With CSR, clear vision (called visual acuity) is often only moderately decreased. Some of the more common symptoms of CSR include:

  • Distortion of central vision
  • Objects appearing smaller than they are
  • A “blind spot” in central vision
  • Colors not appearing as vivid, and difficulty distinguishing between colors

During a clinical examination, the physician can often see a well-defined, round or oval shallow elevation of the retina in the macula, which points to a diagnosis of CSR. Fluorescein angiography may be performed to confirm the diagnosis and assess for leakage for the affected area.
 Fluorescein angiography is a test in which a water-soluble dye is injected into a vein in the arm. The dye quickly passes through the circulation to the eye and serial photographs are taken to examine the retinal circulation.

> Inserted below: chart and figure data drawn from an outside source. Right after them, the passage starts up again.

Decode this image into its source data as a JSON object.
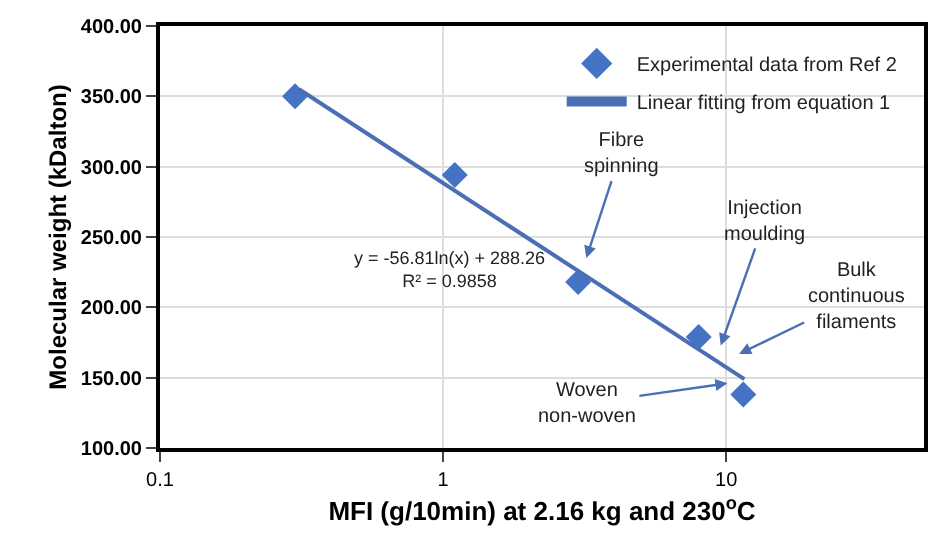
{
  "chart_data": {
    "type": "scatter",
    "xlabel": "MFI (g/10min) at 2.16 kg and 230$^{o}$C",
    "ylabel": "Molecular weight (kDalton)",
    "x": [
      0.3,
      1.1,
      3.0,
      8.0,
      11.5
    ],
    "series": [
      {
        "name": "Experimental data from Ref 2",
        "color": "#4472c4",
        "values": [
          350,
          294,
          218,
          179,
          138
        ],
        "marker": "diamond"
      },
      {
        "name": "Linear fitting from equation 1",
        "type": "line",
        "color": "#4a6fb5",
        "x": [
          0.31,
          11.6
        ],
        "values": [
          355,
          149
        ],
        "line_style": "solid"
      }
    ],
    "xlim": [
      0.1,
      50
    ],
    "xticks": [
      0.1,
      1,
      10
    ],
    "log": "x",
    "ylim": [
      100,
      400
    ],
    "yticks": [
      {
        "value": 100,
        "label": "100.00"
      },
      {
        "value": 150,
        "label": "150.00"
      },
      {
        "value": 200,
        "label": "200.00"
      },
      {
        "value": 250,
        "label": "250.00"
      },
      {
        "value": 300,
        "label": "300.00"
      },
      {
        "value": 350,
        "label": "350.00"
      },
      {
        "value": 400,
        "label": "400.00"
      }
    ],
    "grid": true,
    "legend": "top right",
    "annotations": [
      "Fibre\nspinning",
      "Injection\nmoulding",
      "Bulk\ncontinuous\nfilaments",
      {
        "text": "Woven\nnon-woven",
        "x": 10.1,
        "y": 146
      },
      "y = -56.81ln(x) + 288.26\nR² = 0.9858"
    ]
  }
}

In most cases, time will be given for spontaneous resolution of the fluid before considering treatment with laser. The chance of spontaneous resolution and return of vision is excellent. The amount of time allowed depends upon whether this is the first occurrence of this problem, and upon the size and location of the leakage.

The laser is a bright, highly focused beam of light that can seal the leaks and help with reabsorption of the fluid. When laser treatment is used to treat CSR, a small application is usually sufficient to successfully improve or correct the problem.

Visual improvement can be experienced for at least six months after the reabsorption of the fluid. However, many patients will still have a mild permanent defect, such as a loss of color sensitivity, a small “blind spot,” or some mild form of distortion.

There is about a 40% chance that this condition will reoccur in the same eye. There is also a possibility of the other eye being affected at another time. It is important to check the vision in each eye individually to monitor for any changes. Any such changes should be reported to your physician.